Devlin smoothed out his shirt while he thought this over. “That’s going to take a lot of arranging. Don’t get me wrong – I can do it. But it will cost. And who’s going to sell for you? If I shut Dizzy’s tap off, yours has got to be up and running or there’ll be blood on the walls.”
“I’ve got some people in mind.” Grace ran through the names she’d come up with – Ellen Heinz, Sue Calvie, Jasmin Sullivan, a couple of others. But she could see from Devlin’s face that he was still more focused on the spanners than on the works.
“You’ll need someone to carry the stuff in,” he pointed out. “I can’t walk into Curie. Not regularly. Not with a pound of black up my shirt.”
“That’s the big issue,” Grace agreed. “Do you know any Curie screws we should be talking to?”
Devlin shook his head emphatically. The six prisoner blocks at Fellside were independent republics and the rackets mostly didn’t run between them. Grace could understand his reluctance to play recruiting sergeant: that kind of conversation would require him to show his before the other parties showed theirs, which would be a substantial risk.

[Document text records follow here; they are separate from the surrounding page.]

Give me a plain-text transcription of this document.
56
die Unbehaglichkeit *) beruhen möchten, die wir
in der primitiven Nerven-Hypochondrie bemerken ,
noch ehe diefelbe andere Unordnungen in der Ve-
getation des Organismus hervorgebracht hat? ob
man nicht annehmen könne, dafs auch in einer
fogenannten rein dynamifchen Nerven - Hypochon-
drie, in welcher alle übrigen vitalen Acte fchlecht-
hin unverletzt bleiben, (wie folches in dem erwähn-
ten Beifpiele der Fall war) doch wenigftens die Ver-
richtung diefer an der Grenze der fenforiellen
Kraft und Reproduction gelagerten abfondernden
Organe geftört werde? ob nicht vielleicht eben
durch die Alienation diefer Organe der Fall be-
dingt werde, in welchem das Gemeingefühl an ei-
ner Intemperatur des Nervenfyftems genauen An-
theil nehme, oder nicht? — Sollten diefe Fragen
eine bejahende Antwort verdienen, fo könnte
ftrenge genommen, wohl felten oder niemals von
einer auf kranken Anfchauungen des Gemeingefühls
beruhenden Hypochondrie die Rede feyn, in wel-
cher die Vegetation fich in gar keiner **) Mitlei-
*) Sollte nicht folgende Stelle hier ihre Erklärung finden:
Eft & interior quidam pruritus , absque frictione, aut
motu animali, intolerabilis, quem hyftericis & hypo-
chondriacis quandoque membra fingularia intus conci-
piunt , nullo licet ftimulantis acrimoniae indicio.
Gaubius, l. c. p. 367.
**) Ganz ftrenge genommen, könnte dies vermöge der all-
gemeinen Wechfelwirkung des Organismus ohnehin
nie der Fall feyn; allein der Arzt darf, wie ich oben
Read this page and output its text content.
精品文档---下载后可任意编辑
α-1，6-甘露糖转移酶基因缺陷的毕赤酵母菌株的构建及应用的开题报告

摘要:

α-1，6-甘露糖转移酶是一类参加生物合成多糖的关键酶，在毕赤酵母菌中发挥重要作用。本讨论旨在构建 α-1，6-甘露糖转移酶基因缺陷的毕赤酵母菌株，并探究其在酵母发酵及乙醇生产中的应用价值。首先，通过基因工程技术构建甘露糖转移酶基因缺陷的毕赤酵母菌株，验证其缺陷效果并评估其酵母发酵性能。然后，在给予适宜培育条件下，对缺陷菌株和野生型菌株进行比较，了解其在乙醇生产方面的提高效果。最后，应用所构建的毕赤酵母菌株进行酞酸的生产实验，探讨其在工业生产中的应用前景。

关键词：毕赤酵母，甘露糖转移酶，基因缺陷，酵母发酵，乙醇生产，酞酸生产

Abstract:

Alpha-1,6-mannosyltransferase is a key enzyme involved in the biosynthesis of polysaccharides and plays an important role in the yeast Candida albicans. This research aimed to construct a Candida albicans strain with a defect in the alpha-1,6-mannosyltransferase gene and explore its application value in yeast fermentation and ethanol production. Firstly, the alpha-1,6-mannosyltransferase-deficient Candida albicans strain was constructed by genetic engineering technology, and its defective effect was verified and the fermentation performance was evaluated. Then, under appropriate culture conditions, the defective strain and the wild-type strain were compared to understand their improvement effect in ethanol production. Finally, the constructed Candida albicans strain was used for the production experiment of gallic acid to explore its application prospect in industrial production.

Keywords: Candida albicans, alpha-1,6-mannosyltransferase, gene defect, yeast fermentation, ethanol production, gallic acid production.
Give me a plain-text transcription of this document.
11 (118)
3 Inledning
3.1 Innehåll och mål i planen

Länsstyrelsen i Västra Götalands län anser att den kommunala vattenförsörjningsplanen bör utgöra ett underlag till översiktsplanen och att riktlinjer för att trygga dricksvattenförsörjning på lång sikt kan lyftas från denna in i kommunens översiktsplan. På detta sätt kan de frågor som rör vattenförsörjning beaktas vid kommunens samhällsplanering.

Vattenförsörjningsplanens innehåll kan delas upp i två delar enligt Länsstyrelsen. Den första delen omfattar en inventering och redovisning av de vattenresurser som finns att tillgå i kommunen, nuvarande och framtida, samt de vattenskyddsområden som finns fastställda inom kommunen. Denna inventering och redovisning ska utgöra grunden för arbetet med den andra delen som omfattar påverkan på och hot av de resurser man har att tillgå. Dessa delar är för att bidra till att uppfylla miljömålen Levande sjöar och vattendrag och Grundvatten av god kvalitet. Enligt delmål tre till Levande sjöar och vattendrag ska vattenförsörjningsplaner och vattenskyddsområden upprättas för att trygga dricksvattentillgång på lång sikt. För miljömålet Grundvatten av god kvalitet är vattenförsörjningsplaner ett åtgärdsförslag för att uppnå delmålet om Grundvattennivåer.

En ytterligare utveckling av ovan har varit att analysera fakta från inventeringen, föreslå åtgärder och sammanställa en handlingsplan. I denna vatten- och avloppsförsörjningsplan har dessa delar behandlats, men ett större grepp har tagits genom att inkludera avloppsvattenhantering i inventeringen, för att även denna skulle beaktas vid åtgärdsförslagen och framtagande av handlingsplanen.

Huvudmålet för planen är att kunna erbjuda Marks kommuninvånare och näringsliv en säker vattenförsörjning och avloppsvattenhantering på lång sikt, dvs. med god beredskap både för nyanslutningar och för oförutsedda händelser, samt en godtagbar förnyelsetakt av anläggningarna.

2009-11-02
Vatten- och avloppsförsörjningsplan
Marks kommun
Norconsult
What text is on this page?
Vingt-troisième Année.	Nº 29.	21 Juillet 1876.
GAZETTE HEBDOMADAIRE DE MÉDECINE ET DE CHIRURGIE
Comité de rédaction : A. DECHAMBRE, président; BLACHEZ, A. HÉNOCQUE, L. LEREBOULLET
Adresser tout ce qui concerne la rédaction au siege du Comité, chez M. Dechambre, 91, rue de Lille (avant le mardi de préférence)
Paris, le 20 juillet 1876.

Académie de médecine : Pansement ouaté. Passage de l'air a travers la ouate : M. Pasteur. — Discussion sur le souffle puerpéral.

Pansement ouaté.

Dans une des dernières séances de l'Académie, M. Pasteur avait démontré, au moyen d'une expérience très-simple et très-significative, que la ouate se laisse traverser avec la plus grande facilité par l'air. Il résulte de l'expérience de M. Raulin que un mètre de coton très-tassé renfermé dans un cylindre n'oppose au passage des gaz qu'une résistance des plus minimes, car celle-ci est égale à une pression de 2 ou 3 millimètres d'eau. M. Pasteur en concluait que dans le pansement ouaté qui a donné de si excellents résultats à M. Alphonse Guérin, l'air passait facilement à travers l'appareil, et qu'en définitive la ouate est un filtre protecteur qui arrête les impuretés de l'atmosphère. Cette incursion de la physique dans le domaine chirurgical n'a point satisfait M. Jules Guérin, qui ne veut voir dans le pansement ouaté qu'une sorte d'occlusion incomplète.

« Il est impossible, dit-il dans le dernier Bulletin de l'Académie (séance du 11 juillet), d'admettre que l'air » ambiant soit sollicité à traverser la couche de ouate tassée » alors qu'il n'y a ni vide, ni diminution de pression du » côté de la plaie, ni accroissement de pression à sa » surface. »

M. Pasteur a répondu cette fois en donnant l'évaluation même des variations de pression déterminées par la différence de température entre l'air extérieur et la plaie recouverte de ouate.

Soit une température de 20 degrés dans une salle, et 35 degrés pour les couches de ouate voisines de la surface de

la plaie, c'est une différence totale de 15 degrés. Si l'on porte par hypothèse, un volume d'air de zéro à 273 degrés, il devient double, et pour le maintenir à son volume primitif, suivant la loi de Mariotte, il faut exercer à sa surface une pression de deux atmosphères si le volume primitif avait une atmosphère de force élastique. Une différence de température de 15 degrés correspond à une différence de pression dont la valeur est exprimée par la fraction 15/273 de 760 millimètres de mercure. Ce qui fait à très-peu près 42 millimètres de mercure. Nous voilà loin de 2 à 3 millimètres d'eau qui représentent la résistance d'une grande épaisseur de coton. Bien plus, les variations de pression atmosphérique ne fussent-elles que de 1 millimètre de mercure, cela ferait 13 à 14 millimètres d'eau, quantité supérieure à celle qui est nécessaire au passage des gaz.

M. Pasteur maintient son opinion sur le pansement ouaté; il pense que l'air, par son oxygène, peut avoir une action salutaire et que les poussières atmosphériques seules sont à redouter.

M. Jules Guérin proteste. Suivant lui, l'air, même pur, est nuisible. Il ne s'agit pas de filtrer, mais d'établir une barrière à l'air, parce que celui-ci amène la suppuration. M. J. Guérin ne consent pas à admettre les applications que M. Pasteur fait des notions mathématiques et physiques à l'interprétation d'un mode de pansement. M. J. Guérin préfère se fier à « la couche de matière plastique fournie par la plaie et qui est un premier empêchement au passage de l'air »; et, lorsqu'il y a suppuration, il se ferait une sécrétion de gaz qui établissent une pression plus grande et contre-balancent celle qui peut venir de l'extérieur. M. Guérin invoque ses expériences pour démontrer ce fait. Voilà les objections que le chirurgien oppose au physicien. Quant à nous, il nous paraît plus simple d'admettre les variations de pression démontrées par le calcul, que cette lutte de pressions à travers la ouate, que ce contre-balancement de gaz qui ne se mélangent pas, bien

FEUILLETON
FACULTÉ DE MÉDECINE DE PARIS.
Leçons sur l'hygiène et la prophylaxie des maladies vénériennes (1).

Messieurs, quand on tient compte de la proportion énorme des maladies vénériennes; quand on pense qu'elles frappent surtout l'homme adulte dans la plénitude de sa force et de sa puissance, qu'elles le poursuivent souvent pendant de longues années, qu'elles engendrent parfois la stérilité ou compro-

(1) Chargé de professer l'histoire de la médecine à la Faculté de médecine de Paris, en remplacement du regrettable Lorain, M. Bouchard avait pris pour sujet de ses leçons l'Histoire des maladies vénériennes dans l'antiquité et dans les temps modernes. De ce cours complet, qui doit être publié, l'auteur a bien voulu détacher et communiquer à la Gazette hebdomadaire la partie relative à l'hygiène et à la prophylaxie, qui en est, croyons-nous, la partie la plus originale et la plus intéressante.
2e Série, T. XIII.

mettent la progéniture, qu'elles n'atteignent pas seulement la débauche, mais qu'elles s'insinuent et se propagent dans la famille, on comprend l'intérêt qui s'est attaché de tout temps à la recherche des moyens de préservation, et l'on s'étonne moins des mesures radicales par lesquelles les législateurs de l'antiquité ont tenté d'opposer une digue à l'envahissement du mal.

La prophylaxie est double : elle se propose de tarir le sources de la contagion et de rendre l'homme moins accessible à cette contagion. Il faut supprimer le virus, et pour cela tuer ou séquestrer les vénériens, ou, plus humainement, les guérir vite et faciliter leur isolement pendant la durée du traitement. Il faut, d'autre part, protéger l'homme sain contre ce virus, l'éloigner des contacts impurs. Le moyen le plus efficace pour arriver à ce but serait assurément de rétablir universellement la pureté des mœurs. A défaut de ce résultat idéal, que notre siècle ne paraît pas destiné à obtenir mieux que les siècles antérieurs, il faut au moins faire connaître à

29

And speaking of risk, Devlin now named another one. “What would we do about Kenny Treacher?” Treacher was Dizzy’s supplier – a man with a very bloody reputation. Grace had seen the man a few times when he came in to visit Dizzy. She thought he looked like someone who would kill you without changing his facial expression, which even at rest was like a crab-apple that had tried to eat itself.
Treacher had known Dizzy before she went to jail, but his most intense relationship was with Dominica Weeks, Dizzy’s daughter, who he’d met while she was inside and according to rumour was going to marry as soon as she was out. He couldn’t be bought off or brought on board. He would already have plans in place to ensure a smooth regime change once Dizzy passed the baton. Taking Hassan and Weeks out of the equation would leave him temporarily with no handholds, so he couldn’t stop someone else moving in and stealing his customers. But he wouldn’t like it much, and he might try to stir up trouble afterwards if he thought he had a chance of undoing the done deal.
“You let me worry about that,” Grace said lightly. The truth was that any reprisals Treacher launched would most likely be confined to the lowest rungs of the ladder. She was happy to accept collateral damage there. “You just think about mules. Ask around if you can. It’s really got to be a screw who carries the stuff through. One with a few years on her too, if we can manage it.”
“Want to specify hair colour?” Devlin grunted.